Set for launch in February 1999, Stardust will be
the first US mission dedicated solely to a comet
and the first robotic return of extraterrestrial
material from outside the orbit of the Moon. Its
primary goal is to collect comet dust and volatile
samples during a planned close encounter with
comet Wild-2 in January of 2004. Aboard the
spacecraft will be a microchip that carries the
name of thousands of planetary exploration
supporters -- including all Planetary Society
members as of November 1997. These names are now
posted on line on the Stardust web site
(http://stardust.jpl.nasa.gov/microchip/names.html).
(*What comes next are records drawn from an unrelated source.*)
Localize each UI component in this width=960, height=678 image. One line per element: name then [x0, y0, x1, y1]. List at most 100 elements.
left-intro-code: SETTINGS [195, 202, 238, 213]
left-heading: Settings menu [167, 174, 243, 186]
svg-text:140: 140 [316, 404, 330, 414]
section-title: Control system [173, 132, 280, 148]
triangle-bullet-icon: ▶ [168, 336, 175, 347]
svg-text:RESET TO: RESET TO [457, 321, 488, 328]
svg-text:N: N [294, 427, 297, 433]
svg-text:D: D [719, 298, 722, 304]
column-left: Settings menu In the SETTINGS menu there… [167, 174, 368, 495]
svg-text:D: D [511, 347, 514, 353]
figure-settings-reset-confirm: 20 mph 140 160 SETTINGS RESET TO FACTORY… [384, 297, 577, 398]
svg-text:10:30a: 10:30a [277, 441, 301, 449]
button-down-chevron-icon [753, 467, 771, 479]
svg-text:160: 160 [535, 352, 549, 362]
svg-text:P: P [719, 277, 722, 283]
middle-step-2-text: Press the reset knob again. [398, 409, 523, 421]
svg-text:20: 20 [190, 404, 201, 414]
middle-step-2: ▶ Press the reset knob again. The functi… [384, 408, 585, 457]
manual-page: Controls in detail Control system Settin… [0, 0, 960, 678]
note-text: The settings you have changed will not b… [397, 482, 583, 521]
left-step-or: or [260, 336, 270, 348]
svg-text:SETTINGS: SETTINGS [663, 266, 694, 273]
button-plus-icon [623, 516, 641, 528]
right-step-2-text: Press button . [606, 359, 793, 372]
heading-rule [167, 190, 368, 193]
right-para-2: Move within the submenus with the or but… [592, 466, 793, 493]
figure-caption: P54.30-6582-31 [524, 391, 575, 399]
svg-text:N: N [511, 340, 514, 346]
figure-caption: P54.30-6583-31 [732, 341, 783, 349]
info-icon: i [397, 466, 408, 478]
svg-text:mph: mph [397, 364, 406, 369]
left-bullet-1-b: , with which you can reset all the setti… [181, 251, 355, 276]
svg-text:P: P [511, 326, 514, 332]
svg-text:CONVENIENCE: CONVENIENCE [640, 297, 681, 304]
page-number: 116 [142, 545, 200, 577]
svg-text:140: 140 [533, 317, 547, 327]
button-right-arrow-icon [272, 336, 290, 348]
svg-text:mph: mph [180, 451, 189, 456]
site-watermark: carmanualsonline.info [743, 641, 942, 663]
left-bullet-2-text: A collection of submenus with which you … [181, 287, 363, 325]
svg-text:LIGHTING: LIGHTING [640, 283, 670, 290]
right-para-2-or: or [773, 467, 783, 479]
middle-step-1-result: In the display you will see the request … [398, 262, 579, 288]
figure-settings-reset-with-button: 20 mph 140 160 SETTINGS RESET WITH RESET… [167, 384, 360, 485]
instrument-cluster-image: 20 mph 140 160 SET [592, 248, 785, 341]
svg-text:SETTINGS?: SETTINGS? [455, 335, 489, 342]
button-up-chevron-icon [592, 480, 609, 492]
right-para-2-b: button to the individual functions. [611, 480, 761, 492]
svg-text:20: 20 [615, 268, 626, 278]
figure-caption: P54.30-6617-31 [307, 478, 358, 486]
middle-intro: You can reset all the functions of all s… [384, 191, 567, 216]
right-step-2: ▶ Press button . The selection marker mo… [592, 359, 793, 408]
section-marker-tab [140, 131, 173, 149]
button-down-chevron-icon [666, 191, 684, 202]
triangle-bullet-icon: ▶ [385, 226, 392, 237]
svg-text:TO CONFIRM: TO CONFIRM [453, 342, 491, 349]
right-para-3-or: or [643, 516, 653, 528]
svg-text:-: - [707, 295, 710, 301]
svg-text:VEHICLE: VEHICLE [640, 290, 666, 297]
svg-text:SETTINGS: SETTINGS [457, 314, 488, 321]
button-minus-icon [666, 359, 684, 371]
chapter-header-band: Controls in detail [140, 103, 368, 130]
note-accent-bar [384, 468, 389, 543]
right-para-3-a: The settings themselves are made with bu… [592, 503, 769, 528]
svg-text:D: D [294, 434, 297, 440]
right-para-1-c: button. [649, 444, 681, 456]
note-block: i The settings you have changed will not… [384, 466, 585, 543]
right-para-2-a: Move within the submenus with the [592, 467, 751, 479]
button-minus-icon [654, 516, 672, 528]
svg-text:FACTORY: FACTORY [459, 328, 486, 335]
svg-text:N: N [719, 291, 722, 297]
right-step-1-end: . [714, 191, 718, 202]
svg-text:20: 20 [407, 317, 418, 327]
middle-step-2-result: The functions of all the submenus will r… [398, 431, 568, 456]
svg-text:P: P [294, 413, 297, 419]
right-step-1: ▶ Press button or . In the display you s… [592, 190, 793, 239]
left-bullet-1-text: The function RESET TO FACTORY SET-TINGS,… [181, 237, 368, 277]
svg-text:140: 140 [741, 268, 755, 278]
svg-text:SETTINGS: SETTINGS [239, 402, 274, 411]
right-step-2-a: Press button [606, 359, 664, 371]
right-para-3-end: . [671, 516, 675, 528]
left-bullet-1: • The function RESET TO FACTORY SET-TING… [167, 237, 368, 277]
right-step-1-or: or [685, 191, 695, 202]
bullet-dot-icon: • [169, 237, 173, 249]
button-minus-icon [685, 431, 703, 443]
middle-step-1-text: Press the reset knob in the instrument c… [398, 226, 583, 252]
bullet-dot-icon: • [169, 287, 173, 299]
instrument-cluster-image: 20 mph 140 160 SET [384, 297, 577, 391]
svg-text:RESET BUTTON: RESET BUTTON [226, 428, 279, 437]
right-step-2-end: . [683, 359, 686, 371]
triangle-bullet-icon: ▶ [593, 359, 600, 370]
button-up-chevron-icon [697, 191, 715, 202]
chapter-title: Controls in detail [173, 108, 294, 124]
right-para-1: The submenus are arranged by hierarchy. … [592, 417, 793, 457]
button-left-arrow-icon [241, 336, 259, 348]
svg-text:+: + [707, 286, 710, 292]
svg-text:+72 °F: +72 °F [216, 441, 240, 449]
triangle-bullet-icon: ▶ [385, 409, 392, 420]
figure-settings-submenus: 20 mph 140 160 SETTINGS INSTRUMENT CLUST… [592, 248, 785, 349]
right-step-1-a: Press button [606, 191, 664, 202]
The Stardust spacecraft will also bring back
samples of interstellar dust, including the
recently discovered dust streaming into the solar
system from the direction of Sagittarius. These
materials consist of ancient pre-solar
interstellar grains and nebular condensates
including remnants left over from the formation of
the solar system. Their analysis is expected to
yield important insights into the evolution of the
Sun and planets and possibly into the origin of
life itself.
Preparing Stardust for Flight
Earlier this month, the team from Germany's Max
Planck Institute delivered the flight cometary and
interstellar dust analyzer (CIDA). Mission
engineers completed setting up the analyzer and
checking it out, testing the instrument's ability
to transmit examples of the kind of data it will
collect in flight.
The navigation camera team also made some
important progress as they completed testing and
calibrating the camera at the Jet Propulsion
Laboratory in preparation for delivery to Lockheed
Martin Astronautics in Denver, Colorado. This
camera will be used to provide pictures to the
navigators as they make the final course
corrections for the cometary flythrough. It will
also be the instrument for taking the
"up-close-and-personal" images of Comet Wild 2 as
the spacecraft cruises some 150 miles (about 240
kilometers) above the now-unknown surface of the
comet's nucleus.
The team at Lockheed Martin Astronautics also
completed some deployment testing on the
spacecraft's solar array. These tests demonstrated
how Stardust will "spread its wings" following
launch and separation from the launch rocket.
Finally, engineers reviewed a test unit of the
aerogel collector in preparation for using it to
test how we will keep it extremely clean during
its installation and launch. It is partially
loaded with examples of flight-quality aerogel.